Thursday, June 18, 2015

Struggle

       Contending with the globe, we are like Jacob wrestling with the angel. The fight is long and hard amid the mystery and the darkness, and the great Power seems reluctant to bless us; but the breaking of the day comes, and we find ourselves blest with corn, wine, oil, purple, feasts, flowers. Ah! and with gifts far beyond those of basket and store--ripened intelligence, self-reliance, courage, skill, manliness, virtue. Of course, man suffers in the conflict, as the patriarch did. When we see the farm laborer bent double with rheumatism, or the collier mutilated by the explosion in the mine, or the grinder with his lung gone, or the weaver with his enfeebled physique, or the seaman prematurely old through his battle with wind and wave, or any of the million workers who carry pathetic signs of the arduousness of toil, we see the limp of the victorious wrestler. In the South Seas the natives lie on their backs and the bread-fruit drops into their mouths. But these make a poor show in the grand procession of the ages.

The law of life is truly severe which enjoins that man shall eat bread in the sweat of his face, but in this struggle for life our great antagonist is our great helper; we are leaving barbarism behind us; we are undergoing a magnificent transformation; we are becoming princes of God and heirs of all things.-- W. L. Watkinson, "The Transfigured Sackcloth."

Wednesday, June 10, 2015

Light And Activity

Those who would glow with the brightness of a blest life can not so shine unless they are luminous with activity.

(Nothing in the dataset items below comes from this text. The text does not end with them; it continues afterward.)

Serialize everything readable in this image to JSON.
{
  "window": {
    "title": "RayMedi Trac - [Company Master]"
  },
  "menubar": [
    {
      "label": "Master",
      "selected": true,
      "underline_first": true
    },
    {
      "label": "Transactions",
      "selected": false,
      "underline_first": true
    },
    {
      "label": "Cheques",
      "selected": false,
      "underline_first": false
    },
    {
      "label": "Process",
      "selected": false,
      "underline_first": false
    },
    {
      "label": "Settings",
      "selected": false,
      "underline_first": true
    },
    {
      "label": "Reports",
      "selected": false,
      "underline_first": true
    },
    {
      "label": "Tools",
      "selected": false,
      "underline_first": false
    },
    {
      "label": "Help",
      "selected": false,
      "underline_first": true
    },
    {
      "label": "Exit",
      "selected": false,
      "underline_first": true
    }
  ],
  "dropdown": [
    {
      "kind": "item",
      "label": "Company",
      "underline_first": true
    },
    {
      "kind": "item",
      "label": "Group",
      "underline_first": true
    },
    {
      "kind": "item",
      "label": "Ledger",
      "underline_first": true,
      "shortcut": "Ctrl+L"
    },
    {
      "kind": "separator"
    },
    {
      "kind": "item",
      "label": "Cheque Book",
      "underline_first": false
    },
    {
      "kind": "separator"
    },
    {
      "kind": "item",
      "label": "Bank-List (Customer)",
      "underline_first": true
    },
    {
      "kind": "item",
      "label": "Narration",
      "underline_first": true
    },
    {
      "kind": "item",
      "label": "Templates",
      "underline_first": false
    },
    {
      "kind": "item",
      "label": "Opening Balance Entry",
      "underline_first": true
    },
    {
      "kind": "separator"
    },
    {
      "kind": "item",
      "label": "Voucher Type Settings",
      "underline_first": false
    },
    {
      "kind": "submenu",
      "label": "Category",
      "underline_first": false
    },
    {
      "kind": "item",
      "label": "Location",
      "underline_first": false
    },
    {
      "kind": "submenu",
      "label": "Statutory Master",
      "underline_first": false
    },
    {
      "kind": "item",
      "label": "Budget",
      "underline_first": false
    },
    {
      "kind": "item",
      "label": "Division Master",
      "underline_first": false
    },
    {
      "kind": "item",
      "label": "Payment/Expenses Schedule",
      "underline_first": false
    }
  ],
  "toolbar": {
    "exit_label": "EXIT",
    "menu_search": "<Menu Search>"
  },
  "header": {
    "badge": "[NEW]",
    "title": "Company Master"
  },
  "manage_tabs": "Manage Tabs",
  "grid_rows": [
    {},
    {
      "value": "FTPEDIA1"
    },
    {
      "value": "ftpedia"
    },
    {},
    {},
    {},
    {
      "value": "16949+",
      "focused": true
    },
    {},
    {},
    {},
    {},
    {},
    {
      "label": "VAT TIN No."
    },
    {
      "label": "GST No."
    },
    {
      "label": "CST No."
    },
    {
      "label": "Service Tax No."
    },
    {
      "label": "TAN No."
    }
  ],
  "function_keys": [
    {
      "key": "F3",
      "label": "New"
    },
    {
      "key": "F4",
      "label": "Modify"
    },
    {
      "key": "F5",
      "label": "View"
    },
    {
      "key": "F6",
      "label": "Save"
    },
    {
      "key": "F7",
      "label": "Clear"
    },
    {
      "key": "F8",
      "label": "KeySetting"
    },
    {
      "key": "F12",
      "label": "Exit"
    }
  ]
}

We are passing along a country road on a dark evening and are arrested by seeing luminous points in the herbage at the foot of a hedgerow or side of a lane. We find on investigation that the beautiful little lights are emitted by glowworms. At first sight these appear to be stationary, but we find by patient waiting and watching that the little creatures are slowly moving as they shine and that each glowworm ceases to emit its lovely gleam directly when it stops moving. And in human life are not the bright lights of society, of the family, or the Church, those persons who are incessantly in action? The sluggard is too dull to shine; the energetic souls go sparkling on their way and charm as well as help.

Video by http://www.sciencefriday.com Fireflies communicate with a "language of light" that scientists still don't completely understand. James Lloyd and Marc Branham of the University of Florida, Gainesville, discuss unique flash patterns and times for some of the 2,000 types of fireflies that light up the summer nights. Produced by Emily V. Driscoll

Monday, June 8, 2015

Our Captain

       Every ship has a captain. Some captains are good, some bad. Years ago, I went by steamer from Quebec through the lower St. Lawrence and around the Dominion coast. Our captain was under the influence of liquor the whole way, and you can easily imagine that I was glad to get ashore safely. One of the ocean steamship lines once dismissed a captain who, tho thoroughly capable when he was sober, was given to drink. Another ocean line took him up, hoping that he had reformed. Unfortunately, this was not the case. Bringing his steamer across the Atlantic, and being under the influence of drink, he ran her too far north and on a winter's night rushed his steamer on to the rocks. That night 532 people found a watery grave. Surely that is not the kind of captain with whom we would ever care to sail. On the other hand, there was in my earlier days a captain of the Cunard Steamship Company--Captain Cook by name--careful, capable, endlessly vigilant. The passengers felt safe while he was on the bridge.

       Some one has charge of us in all our life's voyage, and either we are under the command of Jesus Christ as Captain of our salvation, or under the command of Satan, the captain of ruin and death and despair. A. F. Schauffler, The Christian Herald.